= KSK Mahanadi Power Project =

Thermal power plant in Chhattisgarh, India

The KSK Mahanadi Power Project is a coal-powered thermal power plant located in Chhattisgarh, India. As of 2025, it is owned and operated by JSW Energy.

==Project description==
The power plant is located at Nariyara village in Akaltara tehsil of Janjgir-Champa district, in the Indian state of Chhattisgarh. The approved capacity of the plant is 3,600 MW (6×600 MW). The engineering, procurement, and construction contract was awarded to SEPCO of China.
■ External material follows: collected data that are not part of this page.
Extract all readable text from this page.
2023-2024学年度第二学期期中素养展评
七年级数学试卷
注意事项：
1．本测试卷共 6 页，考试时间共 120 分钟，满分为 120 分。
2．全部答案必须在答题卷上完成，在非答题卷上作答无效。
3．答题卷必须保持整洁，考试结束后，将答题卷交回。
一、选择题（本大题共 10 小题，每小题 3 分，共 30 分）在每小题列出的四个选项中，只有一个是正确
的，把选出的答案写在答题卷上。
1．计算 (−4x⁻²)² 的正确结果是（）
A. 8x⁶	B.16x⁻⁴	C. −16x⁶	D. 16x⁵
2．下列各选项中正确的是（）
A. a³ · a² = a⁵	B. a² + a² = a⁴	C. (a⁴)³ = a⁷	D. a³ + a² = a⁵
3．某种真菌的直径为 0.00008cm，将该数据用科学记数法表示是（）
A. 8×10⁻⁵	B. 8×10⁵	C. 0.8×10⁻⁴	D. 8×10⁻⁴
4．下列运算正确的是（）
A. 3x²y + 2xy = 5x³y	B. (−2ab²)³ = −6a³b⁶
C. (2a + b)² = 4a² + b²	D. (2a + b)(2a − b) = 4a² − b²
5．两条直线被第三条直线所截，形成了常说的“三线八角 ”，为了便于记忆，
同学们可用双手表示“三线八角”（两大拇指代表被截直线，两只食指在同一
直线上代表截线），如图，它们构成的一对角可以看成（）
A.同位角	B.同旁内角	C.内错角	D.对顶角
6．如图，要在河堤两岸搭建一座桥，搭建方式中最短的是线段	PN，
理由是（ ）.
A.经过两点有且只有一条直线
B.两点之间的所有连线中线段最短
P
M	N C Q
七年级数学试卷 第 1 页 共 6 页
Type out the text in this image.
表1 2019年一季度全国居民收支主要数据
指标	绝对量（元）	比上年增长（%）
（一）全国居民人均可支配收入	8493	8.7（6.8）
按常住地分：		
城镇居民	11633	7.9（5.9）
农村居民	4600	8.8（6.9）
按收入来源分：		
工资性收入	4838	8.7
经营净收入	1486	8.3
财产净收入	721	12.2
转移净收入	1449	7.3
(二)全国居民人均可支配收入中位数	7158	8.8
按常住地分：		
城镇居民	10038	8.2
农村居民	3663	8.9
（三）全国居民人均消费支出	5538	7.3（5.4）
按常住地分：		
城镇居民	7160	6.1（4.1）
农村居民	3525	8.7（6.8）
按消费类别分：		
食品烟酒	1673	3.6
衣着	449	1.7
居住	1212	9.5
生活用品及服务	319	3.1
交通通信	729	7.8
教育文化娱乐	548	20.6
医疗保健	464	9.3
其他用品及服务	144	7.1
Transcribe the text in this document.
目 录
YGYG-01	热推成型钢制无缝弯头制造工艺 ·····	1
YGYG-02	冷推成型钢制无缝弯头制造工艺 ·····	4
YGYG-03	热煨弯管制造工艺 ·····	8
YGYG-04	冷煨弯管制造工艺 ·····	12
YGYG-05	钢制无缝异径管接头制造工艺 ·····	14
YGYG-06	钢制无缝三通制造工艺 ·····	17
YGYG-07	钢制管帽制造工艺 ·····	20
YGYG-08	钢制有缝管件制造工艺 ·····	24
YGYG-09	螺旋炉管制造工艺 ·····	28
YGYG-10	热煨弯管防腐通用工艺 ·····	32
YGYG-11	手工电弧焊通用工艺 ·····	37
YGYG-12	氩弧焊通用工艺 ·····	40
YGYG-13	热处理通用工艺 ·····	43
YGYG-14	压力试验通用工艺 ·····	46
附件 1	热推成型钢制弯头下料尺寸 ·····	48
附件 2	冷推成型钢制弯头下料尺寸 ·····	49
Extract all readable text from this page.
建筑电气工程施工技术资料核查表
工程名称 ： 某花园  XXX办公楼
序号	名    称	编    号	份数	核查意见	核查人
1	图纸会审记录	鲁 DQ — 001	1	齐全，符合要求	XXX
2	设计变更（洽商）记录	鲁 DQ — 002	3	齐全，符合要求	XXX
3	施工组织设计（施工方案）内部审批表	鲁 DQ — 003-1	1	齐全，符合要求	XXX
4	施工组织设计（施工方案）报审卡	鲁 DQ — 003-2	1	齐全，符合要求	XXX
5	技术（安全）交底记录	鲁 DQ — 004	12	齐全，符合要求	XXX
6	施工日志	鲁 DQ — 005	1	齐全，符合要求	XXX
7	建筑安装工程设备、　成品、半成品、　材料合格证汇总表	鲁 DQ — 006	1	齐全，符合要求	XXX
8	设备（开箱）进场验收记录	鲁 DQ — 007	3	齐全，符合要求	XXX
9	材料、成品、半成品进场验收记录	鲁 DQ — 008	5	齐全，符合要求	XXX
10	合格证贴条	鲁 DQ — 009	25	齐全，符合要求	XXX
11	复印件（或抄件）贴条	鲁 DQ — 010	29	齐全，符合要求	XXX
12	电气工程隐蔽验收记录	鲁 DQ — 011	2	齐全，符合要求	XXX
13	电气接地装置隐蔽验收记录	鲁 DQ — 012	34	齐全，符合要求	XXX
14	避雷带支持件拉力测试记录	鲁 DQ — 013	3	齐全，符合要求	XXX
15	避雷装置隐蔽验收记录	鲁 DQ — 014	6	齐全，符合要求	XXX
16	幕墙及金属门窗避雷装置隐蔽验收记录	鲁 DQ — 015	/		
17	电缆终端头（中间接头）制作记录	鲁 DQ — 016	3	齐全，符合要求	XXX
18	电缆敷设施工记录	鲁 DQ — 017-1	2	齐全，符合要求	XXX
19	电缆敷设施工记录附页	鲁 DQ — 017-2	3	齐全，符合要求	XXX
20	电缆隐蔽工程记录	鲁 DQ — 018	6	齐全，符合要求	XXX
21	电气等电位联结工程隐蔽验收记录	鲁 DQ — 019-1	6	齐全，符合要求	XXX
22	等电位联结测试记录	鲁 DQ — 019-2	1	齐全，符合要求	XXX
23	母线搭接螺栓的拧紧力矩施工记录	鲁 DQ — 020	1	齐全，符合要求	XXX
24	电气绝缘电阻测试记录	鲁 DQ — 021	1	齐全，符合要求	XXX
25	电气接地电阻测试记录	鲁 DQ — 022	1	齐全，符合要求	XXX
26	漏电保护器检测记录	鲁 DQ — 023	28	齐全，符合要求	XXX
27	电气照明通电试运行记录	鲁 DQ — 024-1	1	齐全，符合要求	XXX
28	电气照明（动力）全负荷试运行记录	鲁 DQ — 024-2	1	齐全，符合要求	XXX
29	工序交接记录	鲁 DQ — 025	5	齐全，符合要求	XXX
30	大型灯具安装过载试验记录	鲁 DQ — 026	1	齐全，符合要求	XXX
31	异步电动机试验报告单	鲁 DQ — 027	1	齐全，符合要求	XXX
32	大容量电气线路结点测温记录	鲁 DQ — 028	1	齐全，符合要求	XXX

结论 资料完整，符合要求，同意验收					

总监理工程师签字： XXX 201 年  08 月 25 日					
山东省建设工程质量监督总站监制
The company has long-term coal-supply arrangements with the Gujarat Mineral Development Corporation and the Goa Industrial Development Corporation from the Morga-II and Gare Pelma-II coal blocks, respectively. It has also been allocated tapering linkage arrangements with Coal India. However, the Supreme Court judgment of 2014 on the coal scam case led to a cancellation of all allocations.

==Progress==
The project includes six units, at 600 MW each. Three of the six units have been commissioned so far.

| Unit no. | Generating capacity | Commission date | Status |
|---|---|---|---|
| 1 | 600 MW | May 2013 | Running |
| 2 | 600 MW | August 2014 | Running |
| 3 | 600 MW | January 2018 | Running |
| 4 | 600 MW | ... | ... |
| 5 | 600 MW | ... | ... |
| 6 | 600 MW | ... | ... |

==Present status==

The company is facing major issues, and financial institutions have begun the process of finding a suitable buyer for the project. Apart from seeking investors, lenders also plan to change the management of a subsidiary that is implementing the raw water intake system for the project, and that of an associate developing the railway siding outside the plant boundary.

The company reported revenues of only Rs. 200 million (US$3 million) in the 2017 fiscal year, which is negligible if 1,200 MW of production capacity was operational during that year. The single reason for non-operation is the non-availability of coal. In 2014, the Supreme Court of India cancelled wholesale all coal allocations made since 1993 by the government of India, which has held a monopoly on coal mining since nationalization in the 1950s.

In 2025, KSK Mahanadi Power Limited, which previously operated the project, was acquired by the public energy company JSW Energy.